Sage Weil [Thu, 5 May 2011 15:54:23 +0000 (08:54 -0700)]
osd: handle notify+info explicitly in GetInfo state
This fixes a few things:
- do not proceed past GetInfo if there are down osds. ever.
- if we get a new info that moves last_epoch_started forward,
rebuild prior, because we may have eliminated said down osds.
- if we get dup info, do nothing
- if we get new info, see if we can proceed to GetLog
This is all simpler/cleaner by handling Notify/Info (they're the same)
explicitly in the GetInfo state and not falling back to the parent
state handler.
Signed-off-by: Sage Weil <sage.weil@dreamhost.com>
Sage Weil [Thu, 5 May 2011 15:12:24 +0000 (08:12 -0700)]
osd: fix GetInfo querying
Don't query for info we already have, or have already requested. Remove
unneeded helper so that this is simpler and we have access to the info
we need.
Signed-off-by: Sage Weil <sage.weil@dreamhost.com>
Sage Weil [Thu, 5 May 2011 15:11:41 +0000 (08:11 -0700)]

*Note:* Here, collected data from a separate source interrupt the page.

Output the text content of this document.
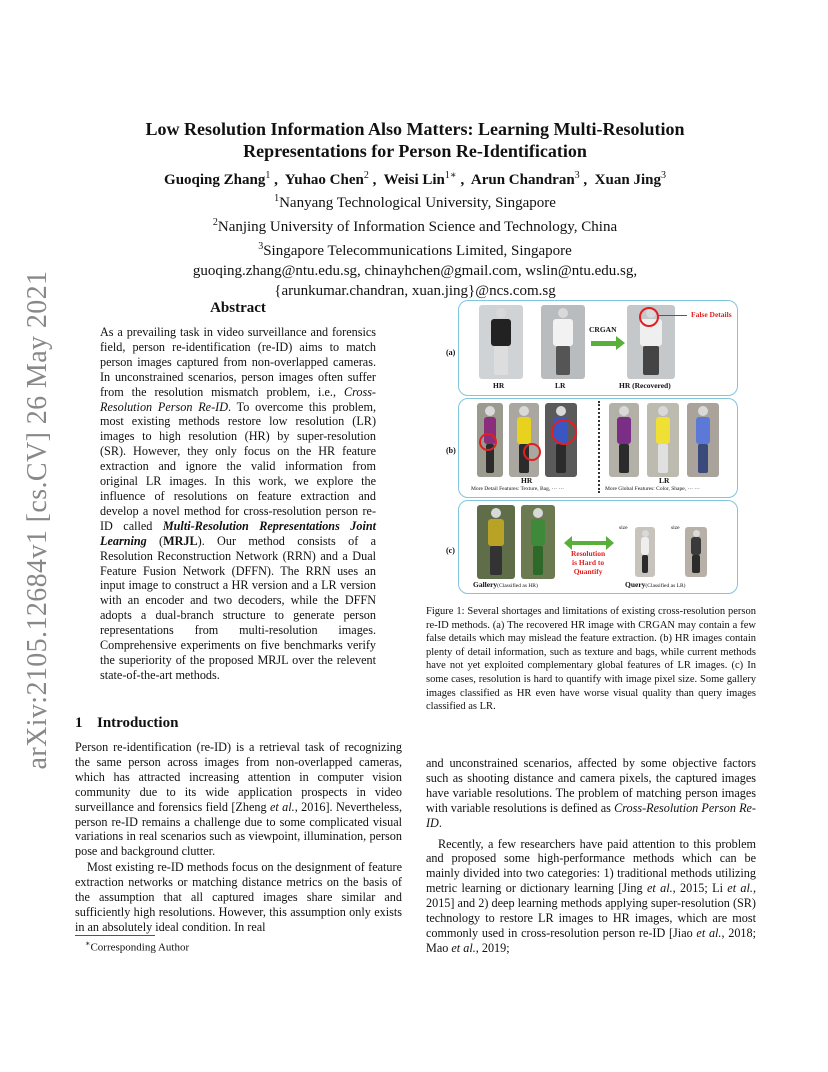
arXiv:2105.12684v1 [cs.CV] 26 May 2021
Low Resolution Information Also Matters: Learning Multi-Resolution Representations for Person Re-Identification
Guoqing Zhang$^1$ ,  Yuhao Chen$^2$ ,  Weisi Lin$^{1∗}$ ,  Arun Chandran$^3$ ,  Xuan Jing$^3$
$^1$Nanyang Technological University, Singapore
$^2$Nanjing University of Information Science and Technology, China
$^3$Singapore Telecommunications Limited, Singapore
guoqing.zhang@ntu.edu.sg, chinayhchen@gmail.com, wslin@ntu.edu.sg,
{arunkumar.chandran, xuan.jing}@ncs.com.sg
Abstract
As a prevailing task in video surveillance and forensics field, person re-identification (re-ID) aims to match person images captured from non-overlapped cameras. In unconstrained scenarios, person images often suffer from the resolution mismatch problem, i.e., Cross-Resolution Person Re-ID. To overcome this problem, most existing methods restore low resolution (LR) images to high resolution (HR) by super-resolution (SR). However, they only focus on the HR feature extraction and ignore the valid information from original LR images. In this work, we explore the influence of resolutions on feature extraction and develop a novel method for cross-resolution person re-ID called Multi-Resolution Representations Joint Learning (MRJL). Our method consists of a Resolution Reconstruction Network (RRN) and a Dual Feature Fusion Network (DFFN). The RRN uses an input image to construct a HR version and a LR version with an encoder and two decoders, while the DFFN adopts a dual-branch structure to generate person representations from multi-resolution images. Comprehensive experiments on five benchmarks verify the superiority of the proposed MRJL over the relevent state-of-the-art methods.
1 Introduction

Person re-identification (re-ID) is a retrieval task of recognizing the same person across images from non-overlapped cameras, which has attracted increasing attention in computer vision community due to its wide application prospects in video surveillance and forensics field [Zheng et al., 2016]. Nevertheless, person re-ID remains a challenge due to some complicated visual variations in real scenarios such as viewpoint, illumination, person pose and background clutter.

Most existing re-ID methods focus on the designment of feature extraction networks or matching distance metrics on the basis of the assumption that all captured images share similar and sufficiently high resolutions. However, this assumption only exists in an absolutely ideal condition. In real

∗Corresponding Author
(a)
CRGAN
False Details
HR	LR	HR (Recovered)
(b)
HR	LR
More Detail Features: Texture, Bag, ··· ···	More Global Features: Color, Shape, ··· ···
(c)	Resolution
is Hard to
Quantify
size	size
Gallery(Classified as HR)	Query(Classified as LR)
Figure 1: Several shortages and limitations of existing cross-resolution person re-ID methods. (a) The recovered HR image with CRGAN may contain a few false details which may mislead the feature extraction. (b) HR images contain plenty of detail information, such as texture and bags, while current methods have not yet exploited complementary global features of LR images. (c) In some cases, resolution is hard to quantify with image pixel size. Some gallery images classified as HR even have worse visual quality than query images classified as LR.

and unconstrained scenarios, affected by some objective factors such as shooting distance and camera pixels, the captured images have variable resolutions. The problem of matching person images with variable resolutions is defined as Cross-Resolution Person Re-ID.

Recently, a few researchers have paid attention to this problem and proposed some high-performance methods which can be mainly divided into two categories: 1) traditional methods utilizing metric learning or dictionary learning [Jing et al., 2015; Li et al., 2015] and 2) deep learning methods applying super-resolution (SR) technology to restore LR images to HR images, which are most commonly used in cross-resolution person re-ID [Jiao et al., 2018; Mao et al., 2019;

osd: handle event notify/info/log from Initial
We shouldn't post a creation event and jump into peering/stray based on
pg creation when we are about to process more information or else we will
send out unnecessary queries. Instead, handle those from Initial and jump
to the appropriate state.
Signed-off-by: Sage Weil <sage.weil@dreamhost.com>
Sage Weil [Wed, 4 May 2011 20:05:09 +0000 (13:05 -0700)]
osd: move directly to Reset state on pg load
Add Initial -> Reset transition on pg load. This avoids doing any
activation-type stuff (like sending messages) before we are ready. In
particularly, we want to advance through any new OSDMaps and only
send out queries/notifies/whatever when we get to the activate_map
stage.
Signed-off-by: Sage Weil <sage.weil@dreamhost.com>
Samuel Just [Wed, 4 May 2011 17:21:54 +0000 (10:21 -0700)]
PG: ReplicaActive must repond to requests from discover_all_missing
If the peer does not yet have the pg during GetMissing, there won't be
a peer_missing entry for that peer. In that case, discover_all_missing
can legitimately request a missing set after the pg has gone active.
Signed-off-by: Samuel Just <samuel.just@dreamhost.com>
Josh Durgin [Wed, 4 May 2011 16:10:00 +0000 (09:10 -0700)]
PG: use a state_name member instead of overriding get_state_name
Also add debugging to each state constructor. Since dout uses
the recovery machine context, anything using it in the constructor
must be a state, not a simple_state.
Sage Weil [Tue, 3 May 2011 22:31:28 +0000 (15:31 -0700)]
osd: feed new pg mapping into state machine
instead of recalculating it. Also pass the last map into warm_restart,
while we're at it. Drop the Reset state constructor and instead repost
the AdvMap event before transitioning.
Sage Weil [Tue, 3 May 2011 20:08:35 +0000 (13:08 -0700)]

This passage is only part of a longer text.